Younge questioned journalistic practices when reporting on gun and knife crime – only the unexpected “man bites dog” situations are worthy of news, he said – and added that the prevalence of deaths amongst predominantly young, black men is a newsworthy issue in itself.
Currently editor-at-large for The Guardian, Younge spoke at a “teach-out” at Goldsmiths, University of London, organised by lecturers belonging to the University and College Union who have been on strike across the country, including Goldsmiths and Queen Mary, in Whitechapel, since November 25. The strike, over pensions and working conditions, ended with a return to work today.
Younge addressed how media coverage of gun violence in America and knife crime in the UK is failing.
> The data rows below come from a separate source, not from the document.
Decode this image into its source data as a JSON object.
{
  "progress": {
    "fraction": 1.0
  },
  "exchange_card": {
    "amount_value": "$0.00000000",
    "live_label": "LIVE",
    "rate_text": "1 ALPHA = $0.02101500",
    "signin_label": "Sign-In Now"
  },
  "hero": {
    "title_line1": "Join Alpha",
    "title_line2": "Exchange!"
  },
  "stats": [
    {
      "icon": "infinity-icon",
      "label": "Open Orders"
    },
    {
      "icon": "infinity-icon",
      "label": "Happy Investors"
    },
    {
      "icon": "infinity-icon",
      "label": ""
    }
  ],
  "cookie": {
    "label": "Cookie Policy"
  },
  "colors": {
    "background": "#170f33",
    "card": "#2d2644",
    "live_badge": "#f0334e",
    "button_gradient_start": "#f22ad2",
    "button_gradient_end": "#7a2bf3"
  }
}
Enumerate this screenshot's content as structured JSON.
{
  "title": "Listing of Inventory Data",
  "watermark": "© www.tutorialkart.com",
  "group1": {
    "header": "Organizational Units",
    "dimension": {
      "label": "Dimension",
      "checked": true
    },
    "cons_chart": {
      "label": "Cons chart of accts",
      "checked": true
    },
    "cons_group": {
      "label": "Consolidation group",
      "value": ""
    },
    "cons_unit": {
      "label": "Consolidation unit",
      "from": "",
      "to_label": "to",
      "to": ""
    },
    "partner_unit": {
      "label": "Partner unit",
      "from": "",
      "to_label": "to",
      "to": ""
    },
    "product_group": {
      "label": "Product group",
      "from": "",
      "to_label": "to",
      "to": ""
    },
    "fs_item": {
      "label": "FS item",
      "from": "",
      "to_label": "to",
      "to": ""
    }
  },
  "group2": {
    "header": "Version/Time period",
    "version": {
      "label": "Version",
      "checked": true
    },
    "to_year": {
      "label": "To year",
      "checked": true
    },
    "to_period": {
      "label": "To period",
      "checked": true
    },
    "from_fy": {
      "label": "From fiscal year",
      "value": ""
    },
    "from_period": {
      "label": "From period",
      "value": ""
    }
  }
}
He said: “The reporting of knife crime and gun crime often happens as though it takes place in a vacuum.” He added that journalists often report on the death of a young person, whose face is then splashed across the front page of newspapers. Following this, nothing more is covered until the killer is sentenced.
He went on that there is rarely any coverage of the circumstances that contribute to these deaths, including systemic poverty and the inability to access crucial social services within the context of budget cuts and fiscal austerity. The young perpetrators and victims are characterised as “feral”, while their parents as “negligent.”
Younge said that these assumptions are almost always incorrect, outlining the story of 16-year-old Samuel Brighton, who was shot dead in Dallas late in the evening in November 2013. The Dallas Morning News covered his death in 81 words, and elicited ill-informed opinions in the comment section, including: “I don’t want to blame the victim, but what’s a young boy doing out at 11:30pm?”
Younge told the audience that Samuel was out late as he had been at his Grandmother’s house with a friend, and that “the worst thing that Samuel did that night was cheat in a game of UNO.”
This context was entirely absent from local media, and was only explained in Younge’s 2016 book, Another Day in the Death of America: A Chronicle of Ten Short Lives. This profiled the lives of the ten children and youths who were killed in the US on one day, November 23, 2013.
On his return to the UK, Yonge sought to contextualize knife crime in a similar fashion, and championed The Guardian’s 2017 Beyond the Blade series, which profiled the 39 children and teenagers who were killed across the country that year.